EX-SLAVE, LIFE STORY OF
BARNEY STONE, FORMER SLAVE, HAMILTON CO.
This is the life story of Barney Stone, a highly respected colored gentleman of Noblesville, Hamilton County seat. Mr. Stone is near nintey-one years old, is in sound physical condition and still has a remarkable memory. He was a slave in the state of Kentucky for more than sixteen years and a soldier in the Union army for nearly two years. He educated himself and taught school to colored children four years following the Civil War. He studied in 1868, and has been a preacher in the Colored Baptist Faith for sixty nine years, having been instrumental in the building of seven churches in that time. Mr. Stone joined the K. of P. Lodge, the I.O.O.F. and Masonic Lodge and is still a member of the latter.
This fine old colored man has always worked hard for the uplift and advancement of the colored race and has accomplished much in this effort in the States of Tennessee, Kentucky and Indiana. He, together with his preaching of the gospel, and his lecturing, has followed farming. He now has a field of sweet corn and a fine, large garden, which he plowed, planted and tended himself and not a weed can be found in either. He is the only ex-slave now living in Hamilton County, the others all deceased, and is one of three living members of Hamilton county G.A.R. the other two members being white.
Mr. Stone has given to the writer "My Life's Story", which he desires to call it, and in this story he pictures to the reader, "sixteen years of hell as a slave on a plantation," a story which will convince the reader that, even though much blood was shed in our Civil War, the war was a Godsend to the American Nation. This story is told just as given by Mr. Stone.
MY LIFE'S STORY
"My name is Barney Stone, I was born in slavery, May 17, 1847, in Spencer County, Kentucky. I was a slave on the plantation of Lemuel Stone (all slaves bore the last name of their master) for nearly seventeen years and was considered a leader among the young slaves on our plantation. My Mammy was mother to ten children, all slaves, and my Pappy, Buck Grant, was a buck slave on the plantation of John Grant, his Mastah; my pappy was used much as a male cow is used on the stock farm and was hired out to other plantation owners for that purpose and was regarded as a valuable slave. His Mastah permitted him to visit my mother each week-end on our plantation.

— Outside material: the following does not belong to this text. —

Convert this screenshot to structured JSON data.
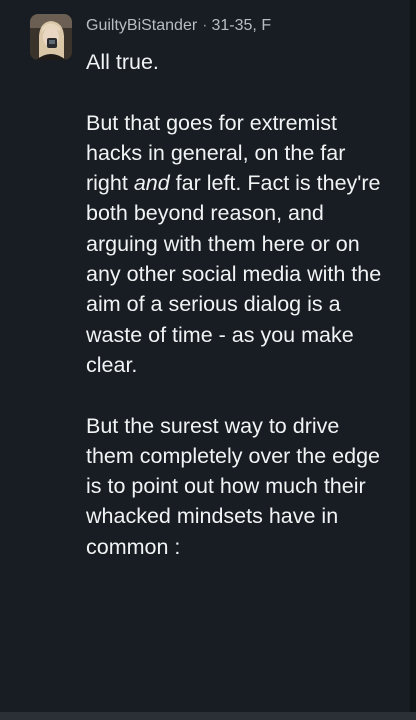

My Mastah was a hard man when he was angry, drinking or not feeling well, then at times he was kind to us. I was compelled to pick cotton and do other work when I was a very small boy. Mastah would never sell me because I was regarded as the best young slave on the plantation. Different from many other slaves, I was kept on the plantation from the day I was born until the day I ran away.
Slaves were sold in two ways, sometimes at private sale to a man who went about the Southland buying slaves until he has many in his possession, then he would have a big auction sale and would re-sell them to the highest bidder, much in the same manner as our live-stock are sold now in auction sales. Professional slave buyers in those days were called "nigger buyers". He came to the plantation with a doctor. He would point out two or three slaves which looked good to him and which could be spared by the owner, and would have the doctor examine the slave's heart. If the doctor pronounced the slave as sound, then the nigger buyer would make an offer to the owner and if the amount was satisfactory, the slave was sold. Some large plantation owners, having a large number of slaves, would hold a public auction and dispose of some of them, then he would attend another sale and buy new slaves, this was done sometimes to get better slaves and sometimes to make money on the sale of them.

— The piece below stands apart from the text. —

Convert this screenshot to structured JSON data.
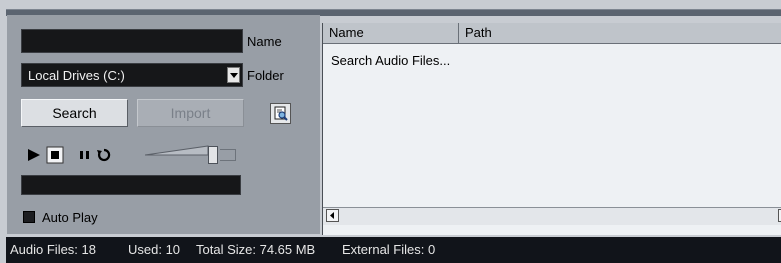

Many times, as I have said before, our treatment on our plantation was horrible. When I was just a small boy, I witnessed my sister sold and taken away. One day one of horses came into the barn and Mastah noticed that she was caripped. He flew into a rage and thought I had hurt the horse, either that, or that I knew who did it. I told him that I did not do it and he demanded that I tell him who did it, if I didn't. I did not know and when I told him so, he secured a whip tied me to a post and whipped me until I was covered with blood. I begged him, "Mastah, Mastah, please don't whip me, I do not know who did it." He then took out his pocket knife and I would have been killed if Missus (his dear wife) had not make him quit. She untied me and cared for me.